While other architects dabbled in school architecture, for Betelle, it was a lifelong passion, authoring essays on the topic. One thing Betelle tried to convey in his writings was that schools should not only be functional, but beautiful as well. “Good tastes dictate that we should conform in dress and deportment with the habits of the community, and this applies to our buildings as well as our general behavior,” Betelle wrote in an essay called “Architectural Styles as Applied to School Buildings.”

Beautiful schools cost more to build, but Betelle argued the money was well spent because they improved society, created productive citizens, and could double as community centers. 

“It has been well said that the larger the school, the smaller the prison,” Betelle told the Newark News.

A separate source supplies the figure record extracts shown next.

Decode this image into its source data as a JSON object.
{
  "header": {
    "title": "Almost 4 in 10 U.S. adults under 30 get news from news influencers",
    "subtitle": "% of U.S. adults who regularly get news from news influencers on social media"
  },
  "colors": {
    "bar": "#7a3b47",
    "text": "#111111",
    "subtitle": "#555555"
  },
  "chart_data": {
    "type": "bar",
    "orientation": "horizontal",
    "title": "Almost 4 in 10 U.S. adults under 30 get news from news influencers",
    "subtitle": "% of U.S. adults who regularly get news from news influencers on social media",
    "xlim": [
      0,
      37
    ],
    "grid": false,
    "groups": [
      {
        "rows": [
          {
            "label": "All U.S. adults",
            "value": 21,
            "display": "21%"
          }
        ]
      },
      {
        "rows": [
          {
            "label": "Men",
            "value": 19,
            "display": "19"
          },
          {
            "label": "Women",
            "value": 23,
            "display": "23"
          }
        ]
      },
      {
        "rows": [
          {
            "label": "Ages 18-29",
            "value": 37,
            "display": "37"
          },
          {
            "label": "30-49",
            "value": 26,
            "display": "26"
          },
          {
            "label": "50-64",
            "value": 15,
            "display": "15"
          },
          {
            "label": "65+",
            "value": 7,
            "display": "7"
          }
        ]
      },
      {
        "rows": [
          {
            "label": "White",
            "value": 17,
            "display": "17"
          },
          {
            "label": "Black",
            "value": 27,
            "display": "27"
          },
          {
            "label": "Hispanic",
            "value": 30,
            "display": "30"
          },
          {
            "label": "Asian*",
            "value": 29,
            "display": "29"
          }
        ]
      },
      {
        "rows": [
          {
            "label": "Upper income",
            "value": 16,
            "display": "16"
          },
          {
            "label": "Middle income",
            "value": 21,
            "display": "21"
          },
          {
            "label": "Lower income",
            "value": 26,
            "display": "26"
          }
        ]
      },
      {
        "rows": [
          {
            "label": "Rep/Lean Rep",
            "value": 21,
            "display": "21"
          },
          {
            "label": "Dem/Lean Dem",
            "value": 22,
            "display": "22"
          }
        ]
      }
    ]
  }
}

Betelle was fortunate to live in an era marked by the large-scale building of schools. The reason for this surge was to make up for the halting of domestic construction during World War I, which was immediately followed by a booming post-war economy.

Throughout his career, Betelle favored the Collegiate Gothic style because it was “scholastic in nature.” It was also more functional as it allowed the architect more freedom in the placement of large windows that allowed natural light to flood classrooms. Other styles, such as the Colonial or Classic style, came with prescriptions on where windows should be placed that resulted in dimmer interiors. The many schools he designed in the Collegiate Gothic style include Columbia High School in South Orange, South Side High School in Newark, and the Central King Building on NJIT’s campus.

However, in the 1930s, Betelle became enamored with Art Deco, constructing Arts High School, Weequahic High School, and the Essex County Vocational School on North 13th Street, all in Newark, before closing his firm for good in 1939. Today, with Betelle’s contributions, Newark has more Art Deco schoolhouses than any other place in New Jersey, according to Rachel Craft, a historian at Hunter Research, the firm that authored the state register nomination.

The reasons why Betelle walked away at his prime are the subject of much conjecture. He was only 60 years old at the time. But his writings suggest he believed he had left a sufficient mark on his trade. American art and architecture, for much of the nation’s history, had suffered from an inferiority complex. Inspiration for the design of new buildings was taken from the Italian Renaissance, Greek antiquity, the French and English medieval era, even Egypt. Whatever the case, the source material always came from a faraway time and place. But Betelle believed the 1930s marked a shift when modern American architecture had come into its own.

“European school buildings have very little to offer us so far as new designs are concerned,” Betelle wrote in a 1932 essay called “Trend in School Building Design.” “Very few schools have been erected in Europe since the war, so that America has the best school buildings in the world. Europe must come to us for new ideas in schools as she has had to do in other lines.”